With the ideas of the World Economic Forum and with the support of the food and chemical industry, the solutions on the table of the UN meeting suffer from a cruel lack of imagination. Nor do they go far enough to remedy or even recognize the environmental and other damage done by industrial agriculture. This supposedly scientific method of growing food is one of the main drivers of climate change. Algal blooms due to nitrogen and phosphate pollution devastate aquatic life. Virgin forests fall into the hands of ranches and plantations. Aquifers are drained for thirsty cash crops. Fertile soils turn to sterile dust as synthetic chemicals kill essential microbes and pesticides decimate the insects on which extended chains of life depend.
Last July, the Rockefeller Foundation reported that while Americans spent $ 1.1 trillion on food in 2019, the additional external costs related to health, the environment, climate change, biodiversity and the The savings associated with the food industry had amounted to $ 2.1 trillion. It is quite a debt that the industry will never have to pay. The rest of the world bears the cost. However, the companies at the origin of this damage are those who propose solutions at the summit.
We know how to do better. Agroecology is more than appropriate, not only because the crops grown are more diverse, but also because the social arrangements around them are more aware of power. The hidden costs of industrial agriculture are precisely those that agroecology makes explicit.
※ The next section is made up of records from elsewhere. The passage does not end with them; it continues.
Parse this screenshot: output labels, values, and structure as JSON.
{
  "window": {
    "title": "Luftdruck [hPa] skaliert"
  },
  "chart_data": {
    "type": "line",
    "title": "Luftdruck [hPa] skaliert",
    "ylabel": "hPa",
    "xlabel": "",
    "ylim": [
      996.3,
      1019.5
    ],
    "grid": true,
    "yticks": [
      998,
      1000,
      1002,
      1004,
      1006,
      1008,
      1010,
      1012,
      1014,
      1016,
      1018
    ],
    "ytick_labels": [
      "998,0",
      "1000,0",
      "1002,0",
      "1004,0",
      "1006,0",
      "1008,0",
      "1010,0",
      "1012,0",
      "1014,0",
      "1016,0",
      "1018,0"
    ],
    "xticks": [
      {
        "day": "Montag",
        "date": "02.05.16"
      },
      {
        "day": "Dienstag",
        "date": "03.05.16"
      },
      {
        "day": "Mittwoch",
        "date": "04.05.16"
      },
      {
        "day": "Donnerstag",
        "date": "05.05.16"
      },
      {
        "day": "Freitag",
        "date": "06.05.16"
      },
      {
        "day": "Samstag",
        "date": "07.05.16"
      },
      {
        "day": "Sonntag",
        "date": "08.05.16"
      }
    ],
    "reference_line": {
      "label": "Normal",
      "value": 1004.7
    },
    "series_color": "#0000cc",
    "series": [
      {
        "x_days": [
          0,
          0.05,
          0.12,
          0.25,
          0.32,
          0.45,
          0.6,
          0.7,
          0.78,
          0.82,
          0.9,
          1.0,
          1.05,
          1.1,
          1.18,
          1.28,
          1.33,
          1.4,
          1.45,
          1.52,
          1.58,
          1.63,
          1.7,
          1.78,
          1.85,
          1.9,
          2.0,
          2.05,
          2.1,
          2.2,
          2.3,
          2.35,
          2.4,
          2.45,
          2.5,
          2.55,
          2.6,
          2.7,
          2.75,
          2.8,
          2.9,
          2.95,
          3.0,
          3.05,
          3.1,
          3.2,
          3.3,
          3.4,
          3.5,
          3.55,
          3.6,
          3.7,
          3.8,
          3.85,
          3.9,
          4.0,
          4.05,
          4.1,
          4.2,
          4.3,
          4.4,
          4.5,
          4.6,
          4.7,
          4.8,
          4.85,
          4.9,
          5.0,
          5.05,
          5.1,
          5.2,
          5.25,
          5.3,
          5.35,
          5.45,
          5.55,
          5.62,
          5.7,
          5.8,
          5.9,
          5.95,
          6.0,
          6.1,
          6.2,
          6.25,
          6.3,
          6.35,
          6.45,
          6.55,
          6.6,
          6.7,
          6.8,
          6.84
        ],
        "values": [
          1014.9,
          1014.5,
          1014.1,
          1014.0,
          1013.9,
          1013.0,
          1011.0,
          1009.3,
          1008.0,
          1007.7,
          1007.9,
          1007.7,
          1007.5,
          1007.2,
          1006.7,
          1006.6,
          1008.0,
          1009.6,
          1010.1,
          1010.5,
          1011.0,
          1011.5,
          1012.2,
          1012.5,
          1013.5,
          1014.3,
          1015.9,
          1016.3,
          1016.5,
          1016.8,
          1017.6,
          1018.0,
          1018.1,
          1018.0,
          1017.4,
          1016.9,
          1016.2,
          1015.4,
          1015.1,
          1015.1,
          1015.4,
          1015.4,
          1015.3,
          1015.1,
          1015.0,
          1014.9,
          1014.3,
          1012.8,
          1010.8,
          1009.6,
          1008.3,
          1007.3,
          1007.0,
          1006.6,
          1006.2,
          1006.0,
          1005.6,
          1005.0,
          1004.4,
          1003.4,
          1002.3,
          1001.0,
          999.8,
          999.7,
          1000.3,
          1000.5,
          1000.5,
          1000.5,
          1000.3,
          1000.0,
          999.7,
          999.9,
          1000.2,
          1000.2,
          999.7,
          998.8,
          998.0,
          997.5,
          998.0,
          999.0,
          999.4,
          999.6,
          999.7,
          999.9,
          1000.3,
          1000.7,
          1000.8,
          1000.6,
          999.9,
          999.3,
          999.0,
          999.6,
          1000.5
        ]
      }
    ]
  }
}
His journeys reward the insight of those on the front lines, support the livelihoods of the poor, and protect the planet's biodiversity. Its researchers and practitioners are already working hard, teaching and learning from each other.
Such networks of knowledge unravel the complexes of colonial saviors to which many development experts are still linked. Instead, under agroecology, as Chitaya says, "women can teach men, blacks can teach whites, the poor can teach the rich ." She reflects on the certainties of the struggle to come, especially since the powerful seem to be doubling down on industrial agriculture. “So much has been lost. But it's never too late to change. "
Sources:
Stuffed and Starved: The Hidden Battle for the World Food System - Published in 2008 by Melville House Publishing - Author: Raj Patel.
The value of Nothing: How to Reshape Market Society and Redefine Democracy - published in 2010 - Author: Raj Patel.
The Ants & the Grasshoper - Documentary directed by Raj Patel on the climate crisis and the world food system.